Os inúmeros comportamentos da humanidade são formados pelas mais variadas manifestações, que se observam no decorrer dos tempos, e tudo relacionado com as actividades desenvolvidas pelos indivíduos. Neste emaranhado de procedimentos e reacções, através do caminhar pelo planeta Terra, aparece, frequentemente, a incapacidade de se tomar, de pronto, uma decisão acerca de alguma coisa que vai surgindo no nosso quotidiano. A indecisão pode provocar, por vezes, a forma de se vir a assumir uma resolução errada. Há instantes na vida, em que nos confrontamos com situações definitivas. Ou se toma o propósito certo, ou a relação morre com todas as consequências futuras. A condição natural é o equilíbrio.

Conheci uma pessoa que viveu algo semelhante e teve medo, na altura, em se decidir. Hoje, vejo-a como alguém que mantém um relacionamento falido. Afirma que o seu ego pergunta-lhe, com frequência, como teria sido a outra direcção? O triste é que ela jamais saberá a resposta. Não há como é uma “verdade de La Palice”. A vida, nestes casos, é cruel.
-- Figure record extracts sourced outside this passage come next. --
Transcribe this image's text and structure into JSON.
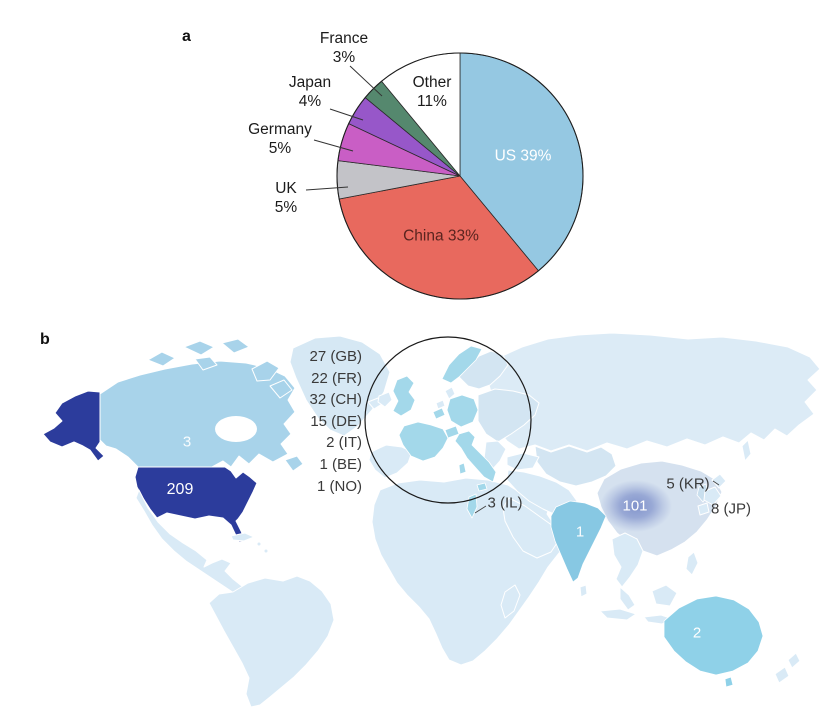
{
  "figure": {
    "panel_a_label": "a",
    "panel_b_label": "b"
  },
  "pie": {
    "external_labels": {
      "france": {
        "line1": "France",
        "line2": "3%"
      },
      "japan": {
        "line1": "Japan",
        "line2": "4%"
      },
      "germany": {
        "line1": "Germany",
        "line2": "5%"
      },
      "uk": {
        "line1": "UK",
        "line2": "5%"
      }
    },
    "internal_labels": {
      "other_line1": "Other",
      "other_line2": "11%",
      "us": "US 39%",
      "china": "China 33%"
    }
  },
  "map": {
    "counts": {
      "us": "209",
      "canada": "3",
      "china": "101",
      "india": "1",
      "australia": "2"
    },
    "side_labels": {
      "israel": "3 (IL)",
      "korea": "5 (KR)",
      "japan": "8 (JP)"
    },
    "europe_list": [
      "27 (GB)",
      "22 (FR)",
      "32 (CH)",
      "15 (DE)",
      "2 (IT)",
      "1 (BE)",
      "1 (NO)"
    ]
  },
  "chart_data": [
    {
      "type": "pie",
      "categories": [
        "US",
        "China",
        "UK",
        "Germany",
        "Japan",
        "France",
        "Other"
      ],
      "values": [
        39,
        33,
        5,
        5,
        4,
        3,
        11
      ],
      "unit": "%",
      "slice_colors": [
        "#95c8e2",
        "#e8695e",
        "#c3c3c8",
        "#c95ec5",
        "#9757c9",
        "#55886e",
        "#ffffff"
      ],
      "start_angle_deg": -90,
      "direction": "clockwise",
      "legend_position": "none",
      "notes": "US/China/Other labeled inside; UK/Germany/Japan/France labeled outside with leader lines"
    },
    {
      "type": "heatmap",
      "subtype": "world-choropleth",
      "categories": [
        "US",
        "Canada",
        "China",
        "Japan",
        "Korea",
        "India",
        "Australia",
        "Israel",
        "GB",
        "FR",
        "CH",
        "DE",
        "IT",
        "BE",
        "NO"
      ],
      "values": [
        209,
        3,
        101,
        8,
        5,
        1,
        2,
        3,
        27,
        22,
        32,
        15,
        2,
        1,
        1
      ],
      "notes": "European countries annotated as list beside a circled Europe inset"
    }
  ],
  "colors": {
    "map_base_land": "#d9eaf6",
    "map_canada": "#a8d3ea",
    "map_us": "#2c3c9c",
    "map_europe_highlight": "#a3d8ea",
    "map_india": "#87c8e3",
    "map_australia": "#8fd1e8",
    "map_israel": "#9fd6e8",
    "map_china": "#d5e1ef",
    "map_glow": "#7e90ca",
    "circle_outline": "#1a1a1a",
    "pie_label_light": "#ffffff",
    "pie_label_dark": "#1c1c1c",
    "pie_china_label": "#5a241f",
    "map_label_dark": "#3a3a3a"
  }
}
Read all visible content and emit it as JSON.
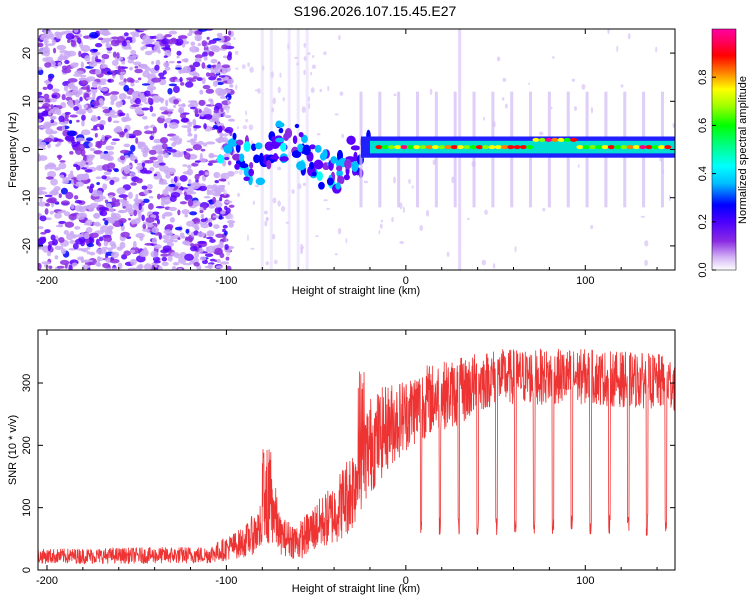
{
  "title": "S196.2026.107.15.45.E27",
  "chart_data": [
    {
      "type": "heatmap",
      "name": "spectrogram",
      "xlabel": "Height of straight line (km)",
      "ylabel": "Frequency (Hz)",
      "xlim": [
        -205,
        150
      ],
      "ylim": [
        -25,
        25
      ],
      "xticks": [
        -200,
        -100,
        0,
        100
      ],
      "yticks": [
        -20,
        -10,
        0,
        10,
        20
      ],
      "colorbar": {
        "label": "Normalized spectral amplitude",
        "range": [
          0,
          1
        ],
        "ticks": [
          0,
          0.2,
          0.4,
          0.6,
          0.8
        ],
        "tick_labels": [
          "0.0",
          "0.2",
          "0.4",
          "0.6",
          "0.8"
        ],
        "colors": [
          "#ffffff",
          "#c9a8f5",
          "#8a2be2",
          "#5b00ff",
          "#0000ff",
          "#00bfff",
          "#00ffff",
          "#00ff80",
          "#00ff00",
          "#80ff00",
          "#ffff00",
          "#ff8000",
          "#ff0000",
          "#ff0080",
          "#ff00c0"
        ]
      },
      "features": {
        "noise_region_x": [
          -205,
          -105
        ],
        "descending_track": [
          [
            -105,
            2
          ],
          [
            -90,
            -2
          ],
          [
            -80,
            -3
          ],
          [
            -70,
            2
          ],
          [
            -60,
            1
          ],
          [
            -50,
            -3
          ],
          [
            -40,
            -6
          ],
          [
            -30,
            -2
          ],
          [
            -20,
            0
          ]
        ],
        "steady_line_freq": 0.5,
        "steady_line_x": [
          -20,
          150
        ],
        "vertical_stripe_x": 30
      }
    },
    {
      "type": "line",
      "name": "snr",
      "xlabel": "Height of straight line (km)",
      "ylabel": "SNR (10 * v/v)",
      "xlim": [
        -205,
        150
      ],
      "ylim": [
        0,
        385
      ],
      "xticks": [
        -200,
        -100,
        0,
        100
      ],
      "yticks": [
        0,
        100,
        200,
        300
      ],
      "color": "#ee3333",
      "envelope": {
        "x": [
          -205,
          -110,
          -90,
          -80,
          -75,
          -70,
          -60,
          -50,
          -40,
          -30,
          -25,
          -20,
          -10,
          0,
          10,
          20,
          30,
          40,
          50,
          100,
          150
        ],
        "mean": [
          22,
          24,
          45,
          70,
          110,
          55,
          45,
          70,
          90,
          130,
          170,
          200,
          230,
          250,
          270,
          280,
          285,
          300,
          310,
          310,
          300
        ],
        "spread": [
          12,
          14,
          25,
          40,
          70,
          30,
          30,
          40,
          50,
          70,
          80,
          80,
          70,
          60,
          60,
          55,
          55,
          50,
          45,
          45,
          45
        ]
      },
      "dip_period_km": 10.5,
      "dip_start_km": 8,
      "dip_floor": 70
    }
  ]
}
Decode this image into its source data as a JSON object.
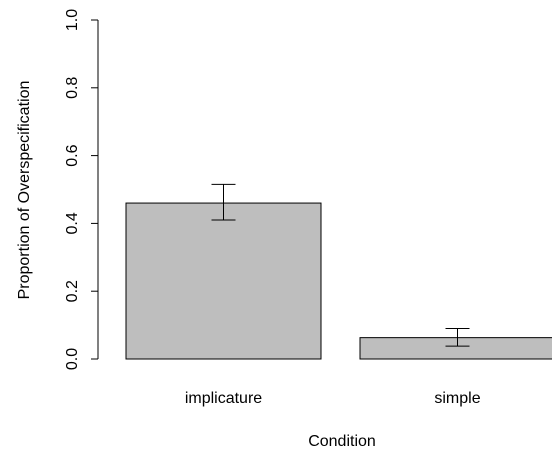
{
  "chart_data": {
    "type": "bar",
    "title": "",
    "xlabel": "Condition",
    "ylabel": "Proportion of Overspecification",
    "categories": [
      "implicature",
      "simple"
    ],
    "values": [
      0.46,
      0.063
    ],
    "error_low": [
      0.41,
      0.038
    ],
    "error_high": [
      0.515,
      0.09
    ],
    "ylim": [
      0,
      1
    ],
    "yticks": [
      0,
      0.2,
      0.4,
      0.6,
      0.8,
      1
    ],
    "ytick_labels": [
      "0.0",
      "0.2",
      "0.4",
      "0.6",
      "0.8",
      "1.0"
    ],
    "grid": false,
    "legend": false,
    "bar_color": "#bebebe",
    "axis_color": "#000000"
  }
}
Viver é, exactamente, uma panóplia de acontecimentos positivos ou negativos que nos envolvem. Com o alcançar da puberdade somos instados a tomar decisões quase todo o tempo da nossa existência terrena. Decisões pequenas… decisões grandes… Muitas ocasiões adoptamos a zona de conforto. Como seria bom não se precisar de decidir ou se escolher. O antepor já é uma escolha. M alguns casos a pior preferência, visto que no momento, ou mais tarde, podem surgir as reais consequências. Em todo este conjunto de vivências enquadra-se a conduta dos pais que não dão a devida atenção aos filhos na idade em que eles mais precisam. Quando, porventura, pretendem, no tempo, reparar este procedimento ele já se encontra irremediavelmente enraizado, porque entrou na rotina, tornando-se numa inalterável realidade que pode vir a cair no fosso da condição marginal.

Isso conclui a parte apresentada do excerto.